O amor e respeito recíprocos dos pais a mantiveram longe de vícios e problemas com a polícia, mas, por influência de uma parente, saiu de casa por volta dos 14 anos por sentir culpa. Segundo lhe falaram, seria uma vergonha para os pais saber que ela não era heterossexual.
Com aparente tom saudosista, ela conta do tempo que foi manequim de um estilista famoso, desfilando em lançamentos e tendo contato com pessoas cultas, do mundo da moda, da política e da comunicação. O preconceito, porém, mais uma vez, a fez se afastar e, com cerca de 20 anos, foi morar em Paris a convite de uma amiga. "Cheguei a ser qualificada pelos franceses como uma mulher muito elegante, o que dá um poder de autoafirmação muito grande", conta.

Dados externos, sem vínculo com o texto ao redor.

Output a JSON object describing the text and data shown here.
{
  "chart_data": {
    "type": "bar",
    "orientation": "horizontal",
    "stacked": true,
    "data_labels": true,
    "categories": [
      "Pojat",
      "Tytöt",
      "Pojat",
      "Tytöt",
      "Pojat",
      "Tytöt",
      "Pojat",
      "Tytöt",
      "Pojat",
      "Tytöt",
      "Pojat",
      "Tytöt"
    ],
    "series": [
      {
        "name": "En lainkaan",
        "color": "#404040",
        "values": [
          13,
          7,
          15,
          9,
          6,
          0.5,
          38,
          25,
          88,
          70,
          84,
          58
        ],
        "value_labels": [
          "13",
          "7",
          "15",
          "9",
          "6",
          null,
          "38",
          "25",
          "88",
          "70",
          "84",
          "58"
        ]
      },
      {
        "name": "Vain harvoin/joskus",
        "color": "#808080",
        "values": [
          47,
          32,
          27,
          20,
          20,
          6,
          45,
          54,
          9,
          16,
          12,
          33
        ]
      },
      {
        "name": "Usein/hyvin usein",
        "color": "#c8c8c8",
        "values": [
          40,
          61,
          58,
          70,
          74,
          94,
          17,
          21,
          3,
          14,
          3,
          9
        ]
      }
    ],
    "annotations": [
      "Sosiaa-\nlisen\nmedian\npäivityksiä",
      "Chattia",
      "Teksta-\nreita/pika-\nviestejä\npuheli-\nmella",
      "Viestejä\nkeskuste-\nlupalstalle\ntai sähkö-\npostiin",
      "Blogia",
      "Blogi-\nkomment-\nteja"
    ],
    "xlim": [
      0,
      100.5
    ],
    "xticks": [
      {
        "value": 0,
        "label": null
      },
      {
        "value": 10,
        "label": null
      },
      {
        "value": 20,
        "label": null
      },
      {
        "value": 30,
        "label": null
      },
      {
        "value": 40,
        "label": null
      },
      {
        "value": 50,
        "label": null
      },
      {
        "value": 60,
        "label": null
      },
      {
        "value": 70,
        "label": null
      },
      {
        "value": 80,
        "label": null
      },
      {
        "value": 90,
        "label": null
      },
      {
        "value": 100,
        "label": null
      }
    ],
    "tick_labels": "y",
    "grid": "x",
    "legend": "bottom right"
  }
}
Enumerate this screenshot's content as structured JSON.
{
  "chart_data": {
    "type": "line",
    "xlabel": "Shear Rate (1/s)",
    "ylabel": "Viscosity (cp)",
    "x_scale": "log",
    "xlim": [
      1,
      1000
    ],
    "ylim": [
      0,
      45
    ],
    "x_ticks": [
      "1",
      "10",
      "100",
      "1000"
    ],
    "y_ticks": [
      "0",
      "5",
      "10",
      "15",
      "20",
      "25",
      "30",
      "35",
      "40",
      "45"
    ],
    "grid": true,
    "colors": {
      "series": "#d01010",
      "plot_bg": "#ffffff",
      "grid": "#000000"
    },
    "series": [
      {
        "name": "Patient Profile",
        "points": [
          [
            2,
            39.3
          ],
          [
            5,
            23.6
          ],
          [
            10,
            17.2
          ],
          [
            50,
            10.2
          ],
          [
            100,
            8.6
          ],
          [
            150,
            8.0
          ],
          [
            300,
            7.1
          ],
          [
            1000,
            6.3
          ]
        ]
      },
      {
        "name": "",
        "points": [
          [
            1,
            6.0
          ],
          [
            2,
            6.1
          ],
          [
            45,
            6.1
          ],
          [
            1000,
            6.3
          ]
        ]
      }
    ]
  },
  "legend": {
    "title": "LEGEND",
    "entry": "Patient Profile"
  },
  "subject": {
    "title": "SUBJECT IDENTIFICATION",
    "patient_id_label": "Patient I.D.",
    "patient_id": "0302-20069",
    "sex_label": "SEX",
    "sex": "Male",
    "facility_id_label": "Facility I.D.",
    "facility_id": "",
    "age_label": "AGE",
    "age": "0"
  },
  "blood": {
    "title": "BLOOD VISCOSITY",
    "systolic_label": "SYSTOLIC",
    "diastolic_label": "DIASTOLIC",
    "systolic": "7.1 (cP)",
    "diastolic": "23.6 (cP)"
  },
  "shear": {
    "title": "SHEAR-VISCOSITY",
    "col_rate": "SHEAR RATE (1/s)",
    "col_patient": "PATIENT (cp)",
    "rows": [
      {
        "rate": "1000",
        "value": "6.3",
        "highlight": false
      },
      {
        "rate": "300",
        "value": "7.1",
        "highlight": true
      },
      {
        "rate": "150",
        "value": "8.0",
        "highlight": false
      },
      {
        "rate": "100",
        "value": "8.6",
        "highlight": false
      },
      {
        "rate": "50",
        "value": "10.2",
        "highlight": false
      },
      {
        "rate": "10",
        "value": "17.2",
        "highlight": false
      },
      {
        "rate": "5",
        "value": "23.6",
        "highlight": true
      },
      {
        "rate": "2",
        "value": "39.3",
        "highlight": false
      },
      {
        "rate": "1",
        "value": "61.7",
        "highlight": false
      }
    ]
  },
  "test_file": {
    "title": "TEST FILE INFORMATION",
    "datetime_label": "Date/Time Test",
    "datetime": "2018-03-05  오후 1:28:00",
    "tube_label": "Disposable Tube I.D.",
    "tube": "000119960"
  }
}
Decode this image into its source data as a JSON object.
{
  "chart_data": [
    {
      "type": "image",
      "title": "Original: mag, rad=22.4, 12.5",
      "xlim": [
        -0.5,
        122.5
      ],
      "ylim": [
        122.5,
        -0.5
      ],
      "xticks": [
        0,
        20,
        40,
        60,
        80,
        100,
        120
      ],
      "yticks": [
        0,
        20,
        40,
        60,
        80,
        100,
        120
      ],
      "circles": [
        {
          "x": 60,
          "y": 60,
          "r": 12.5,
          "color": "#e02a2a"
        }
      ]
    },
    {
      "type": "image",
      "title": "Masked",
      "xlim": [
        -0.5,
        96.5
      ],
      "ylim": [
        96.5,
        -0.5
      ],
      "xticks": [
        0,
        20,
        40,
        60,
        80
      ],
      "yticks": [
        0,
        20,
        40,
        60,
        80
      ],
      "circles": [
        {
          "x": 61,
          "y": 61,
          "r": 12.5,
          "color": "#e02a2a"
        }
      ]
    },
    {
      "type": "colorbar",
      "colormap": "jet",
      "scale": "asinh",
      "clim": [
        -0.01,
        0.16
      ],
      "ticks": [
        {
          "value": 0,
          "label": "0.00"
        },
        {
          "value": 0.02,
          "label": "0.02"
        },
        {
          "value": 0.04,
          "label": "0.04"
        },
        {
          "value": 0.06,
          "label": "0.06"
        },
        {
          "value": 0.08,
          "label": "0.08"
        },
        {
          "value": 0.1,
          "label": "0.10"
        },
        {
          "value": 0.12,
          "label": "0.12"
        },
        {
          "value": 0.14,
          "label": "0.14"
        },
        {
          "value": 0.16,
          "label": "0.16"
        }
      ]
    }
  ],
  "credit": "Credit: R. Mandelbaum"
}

Trabalhando como acompanhante de luxo, expandiu seu conhecimento político, social e de si mesma. Emocionada, conta que, infelizmente, sentia-se melhor no exterior do que quando voltava ao país de origem. "Me sentir mais feliz em um país que não era o meu foi uma das coisas mais perversas que o rejeitar social do Brasil me causou", diz.
"Preta, transgênero e velha", como se declara, Thais tem de lutar muito mais pela dignidade coletiva das classes que representa. Embora não queira esconder dos mais novos que o mundo para travestis e transexuais é doloroso, ela mantém um discurso positivo de resistência. "Ninguém vai mais construir toalhas de mesa bordadas e lindas para cobrir nossas deformidades. Está tudo muito na cara. Isso me dá força para fazer um discurso que a gente vai conseguir muita coisa e que eu ainda vou ver muita coisa que é muito interessante", afirma.